Logo
Logo

Atharva Pandey/Lesson 7: On-Call Engineering — Reducing toil, improving reliability

Created Sun, 11 Aug 2024 00:00:00 +0000 Modified Sun, 11 Aug 2024 00:00:00 +0000

I did 12 months of on-call on a team that hadn’t invested in reliability. The rotation was weekly. In a bad week, I’d get 15-20 pages. A good week was 5. I was exhausted by the end of my shift, and the paging frequency had barely changed over those 12 months. We were fixing incidents, not fixing the causes. The next team I joined approached on-call differently: on-call was treated as a reliability sensor, not a firefighting rotation. Pages were tracked, patterns identified, and root causes fixed. By month 6 I was averaging 2 pages per week on-call. The work we did during on-call made future on-call better.

How It Works

What On-Call Is Actually For

On-call serves two purposes:

  1. Reactive: Respond to incidents that impact users. Restore service.
  2. Proactive: Use the data from incidents to improve the system. Reduce future incidents.

Teams that only do #1 are running a hamster wheel. Every new product feature potentially introduces new failure modes, and the operational burden grows without bound. Teams that treat every repeated page as a systemic failure to fix eventually reach a steady state where on-call is quiet.

Toil and Its Cost

Toil is repetitive, automatable work that doesn’t improve the system — it just maintains the status quo. Examples:

  • Manually restarting a service when it runs out of memory
  • Running a database cleanup script every Monday
  • Escalating a ticket to another team because you don’t have permissions to fix it yourself
  • Investigating an alert that always turns out to be a false positive

Google SRE recommends that no more than 50% of on-call time should be spent on toil. When toil exceeds 50%, it crowds out the improvement work that would reduce toil over time. The team gets stuck.

Tracking On-Call Load

You can’t manage what you don’t measure.

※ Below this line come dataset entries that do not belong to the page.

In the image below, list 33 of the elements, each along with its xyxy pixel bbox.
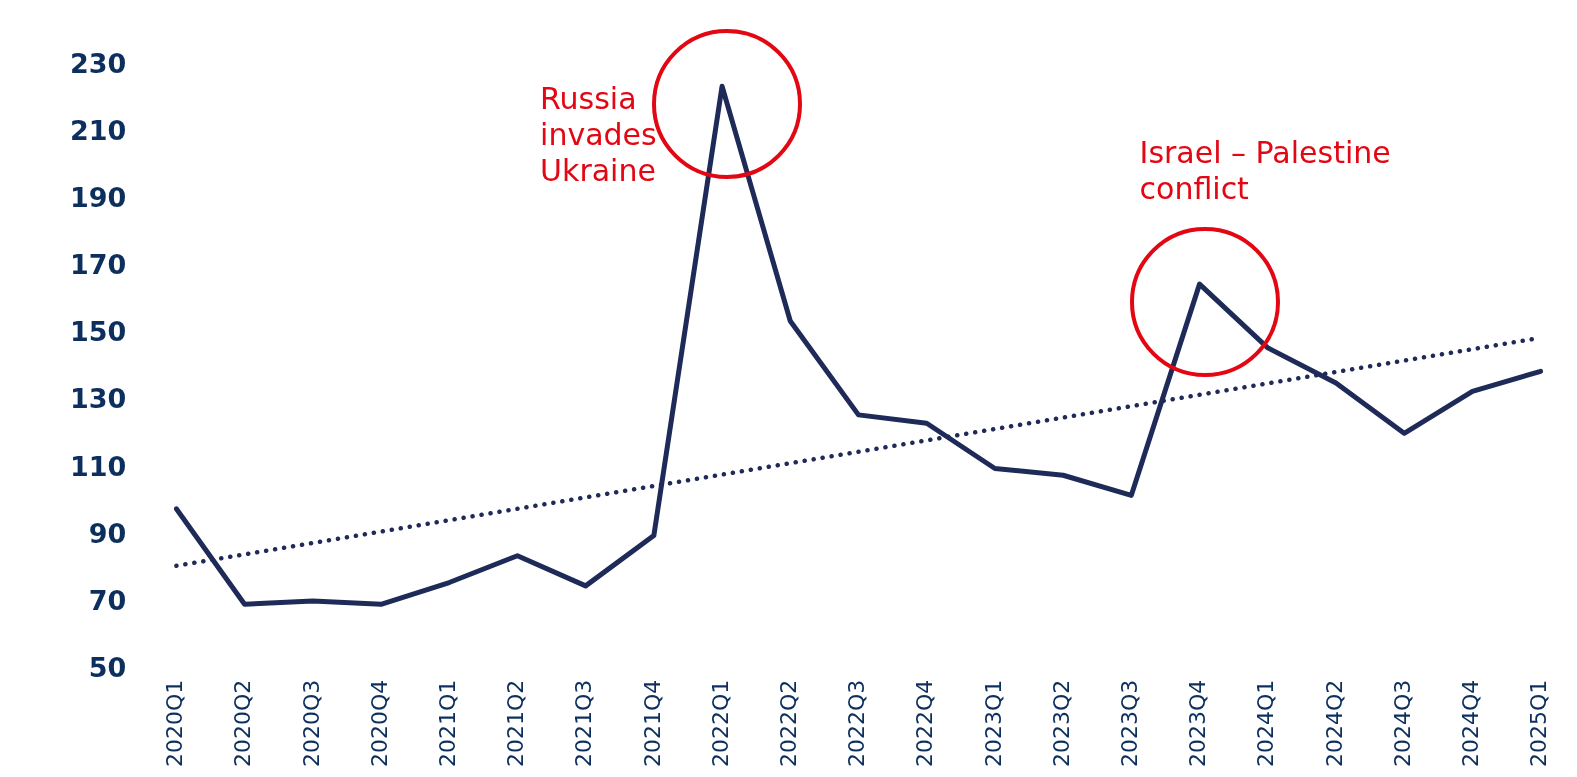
y-tick-label: 150	[69, 316, 127, 348]
annotation: Israel – Palestine conflict	[1139, 135, 1392, 208]
x-tick-label: 2024Q1	[1253, 679, 1279, 768]
annotation: Russia invades Ukraine	[540, 81, 658, 190]
y-tick-label: 170	[69, 249, 127, 281]
y-tick-label: 130	[69, 383, 127, 415]
y-tick-label: 210	[69, 115, 127, 147]
x-tick-label: 2021Q1	[434, 679, 460, 768]
x-tick-label: 2024Q4	[1458, 679, 1484, 768]
x-tick-label: 2022Q1	[707, 679, 733, 768]
x-tick-label: 2021Q3	[571, 679, 597, 768]
x-tick-label: 2020Q1	[162, 679, 188, 768]
y-tick-label: 50	[88, 651, 127, 683]
y-tick-label: 70	[88, 584, 127, 616]
x-tick-label: 2022Q4	[912, 679, 938, 768]
x-tick-label: 2022Q2	[775, 679, 801, 768]
x-tick-label: 2025Q1	[1526, 679, 1552, 768]
x-tick-label: 2021Q4	[639, 679, 665, 768]
y-tick-label: 230	[69, 48, 127, 80]
x-tick-label: 2023Q2	[1048, 679, 1074, 768]
y-tick-label: 110	[69, 450, 127, 482]
x-tick-label: 2023Q1	[980, 679, 1006, 768]
y-tick-label: 90	[88, 517, 127, 549]
x-tick-label: 2022Q3	[844, 679, 870, 768]
x-tick-label: 2021Q2	[503, 679, 529, 768]
x-tick-label: 2023Q3	[1117, 679, 1143, 768]
x-tick-label: 2020Q2	[230, 679, 256, 768]
x-tick-label: 2024Q2	[1321, 679, 1347, 768]
x-tick-label: 2023Q4	[1185, 679, 1211, 768]
y-tick-label: 190	[69, 182, 127, 214]
x-tick-label: 2020Q3	[298, 679, 324, 768]
x-tick-label: 2024Q3	[1389, 679, 1415, 768]
x-tick-label: 2020Q4	[366, 679, 392, 768]
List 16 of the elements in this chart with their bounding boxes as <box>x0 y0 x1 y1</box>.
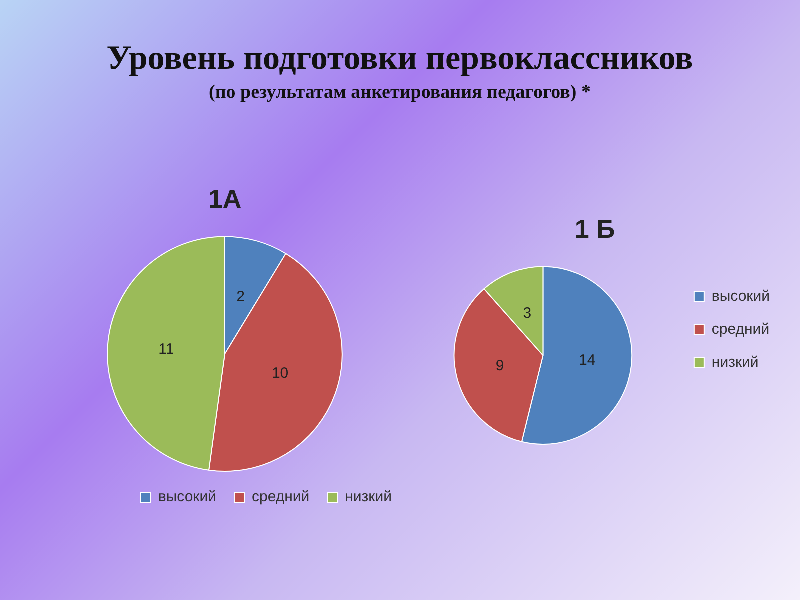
legend-label: высокий <box>158 488 217 506</box>
data-label: 3 <box>523 305 532 322</box>
data-label: 11 <box>158 341 174 358</box>
data-label: 10 <box>272 364 289 382</box>
data-label: 14 <box>578 352 596 370</box>
data-label: 2 <box>236 288 246 306</box>
data-label: 9 <box>496 357 504 374</box>
legend-label: низкий <box>712 354 759 372</box>
legend-label: средний <box>712 321 770 338</box>
text: (по результатам анкетирования педагогов) * <box>208 82 592 104</box>
chart-title: 1 Б <box>574 214 616 244</box>
chart-title: 1А <box>208 184 242 214</box>
text: Уровень подготовки первоклассников <box>106 40 694 78</box>
legend-label: высокий <box>712 288 770 306</box>
legend-label: средний <box>252 488 310 506</box>
legend-label: низкий <box>345 488 392 506</box>
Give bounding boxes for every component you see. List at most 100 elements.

Track every page:

Per-page metrics:
- Timestamp
- Service that generated the alert
- Time to acknowledge (TTAck)
- Time to resolve (TTR)
- Was it actionable? (required a human response, or self-resolved?)
- Was it a recurring alert? (same alert fired this week before)
- Root cause category (deployment, dependency, capacity, bug)
- Action taken

Weekly metrics:
- Total pages
- Pages per service
- % actionable
- Mean TTAck, Mean TTR
- Recurring alerts (same root cause, not yet fixed)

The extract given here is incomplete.